Some of the many aspects that stood out in our guide in Chengdu’s story include that at a very young age she was sent by her mother over the Himalaya on foot with a group of strangers to reach Nepal. Then the Nepalese sent her to school in India. This is why her mother sent her – for education and opportunity. Her mother had to wait 6 years for a passport to be able to travel to India to visit all while having no contact with her young daughter. Eventually, they were able to see each other more often. When our guide decided to return home at 17, she was identified as someone who had escaped, her name was put on a blacklist and she was out in jail for two months. She ended her story by expressing how lucky she and the group that she traveled with was as no one does in an avalanche or lost a limb to frostbite. The mention of luck came as a surprise to me and will likely encourage our group to gain a new perspective as we continue to meet new people and hear new stories.
As for today:
We got to meet more people that we will work with these next few weeks including Tenpa who will be our guide for the more rural areas of our trip. We split into two groups for our drive to Kangding.
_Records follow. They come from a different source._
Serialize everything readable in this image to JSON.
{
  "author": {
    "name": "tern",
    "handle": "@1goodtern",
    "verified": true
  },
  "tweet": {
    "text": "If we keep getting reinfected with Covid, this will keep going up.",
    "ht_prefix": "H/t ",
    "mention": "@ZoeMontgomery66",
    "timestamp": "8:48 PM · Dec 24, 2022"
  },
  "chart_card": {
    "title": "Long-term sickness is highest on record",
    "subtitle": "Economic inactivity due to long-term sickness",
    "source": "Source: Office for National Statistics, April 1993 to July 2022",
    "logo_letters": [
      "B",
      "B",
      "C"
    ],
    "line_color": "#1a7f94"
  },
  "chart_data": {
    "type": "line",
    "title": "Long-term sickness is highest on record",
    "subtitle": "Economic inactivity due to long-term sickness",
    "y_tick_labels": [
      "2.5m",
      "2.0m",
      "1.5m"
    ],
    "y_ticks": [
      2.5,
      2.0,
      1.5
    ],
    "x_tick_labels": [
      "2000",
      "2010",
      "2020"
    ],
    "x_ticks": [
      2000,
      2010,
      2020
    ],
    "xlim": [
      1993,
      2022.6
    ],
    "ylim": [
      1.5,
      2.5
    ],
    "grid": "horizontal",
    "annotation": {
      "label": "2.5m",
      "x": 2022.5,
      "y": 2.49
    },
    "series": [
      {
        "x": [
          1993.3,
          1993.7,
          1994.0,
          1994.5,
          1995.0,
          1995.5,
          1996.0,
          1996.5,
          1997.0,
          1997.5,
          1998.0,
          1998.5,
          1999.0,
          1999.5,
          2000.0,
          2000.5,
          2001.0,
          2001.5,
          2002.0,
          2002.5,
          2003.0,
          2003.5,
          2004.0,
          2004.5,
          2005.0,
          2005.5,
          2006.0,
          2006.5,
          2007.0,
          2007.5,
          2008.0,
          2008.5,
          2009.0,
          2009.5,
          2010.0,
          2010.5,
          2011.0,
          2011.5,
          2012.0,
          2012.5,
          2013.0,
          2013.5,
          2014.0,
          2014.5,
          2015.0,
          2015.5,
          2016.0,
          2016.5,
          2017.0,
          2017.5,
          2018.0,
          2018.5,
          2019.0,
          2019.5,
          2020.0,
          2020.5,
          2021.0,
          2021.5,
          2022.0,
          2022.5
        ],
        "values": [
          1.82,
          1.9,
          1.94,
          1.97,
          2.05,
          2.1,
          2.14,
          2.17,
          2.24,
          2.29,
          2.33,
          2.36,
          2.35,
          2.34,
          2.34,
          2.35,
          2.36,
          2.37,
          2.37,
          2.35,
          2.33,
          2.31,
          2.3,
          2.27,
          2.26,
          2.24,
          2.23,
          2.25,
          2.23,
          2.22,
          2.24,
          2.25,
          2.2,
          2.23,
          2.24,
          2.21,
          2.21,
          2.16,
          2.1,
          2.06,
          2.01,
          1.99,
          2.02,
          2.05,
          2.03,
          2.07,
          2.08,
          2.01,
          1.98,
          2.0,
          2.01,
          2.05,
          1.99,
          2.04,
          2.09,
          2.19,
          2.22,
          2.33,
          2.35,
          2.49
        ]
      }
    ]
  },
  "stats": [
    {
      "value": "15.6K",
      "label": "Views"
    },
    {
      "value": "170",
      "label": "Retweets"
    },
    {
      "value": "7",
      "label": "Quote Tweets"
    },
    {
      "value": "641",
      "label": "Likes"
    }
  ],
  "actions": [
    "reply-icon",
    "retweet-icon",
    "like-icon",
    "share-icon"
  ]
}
In my car was Alexa, Eva, Chesley, and Ainsley. We spent the four-hour drive playing I-Spy, 20 questions and continuing to get to know each other. We made a quick stop to drop our bags in the Happy Hostel and then walked to lunch for a delicious family-style Tibetan meal of rice, pork, tofu, and veggie dishes all of varying spices and flavors. Our evening plan was to walk around Old Kangding and watch and participate in traditional Tibetan dancing but the rain caused the event to be canceled. We ended up at a noodle house for dinner. There we got to engage with a local toddler who was very brave to approach our table. Even though we spoke different languages, we were still able to make her laugh and, of course, play the universal game of peek-a-boo!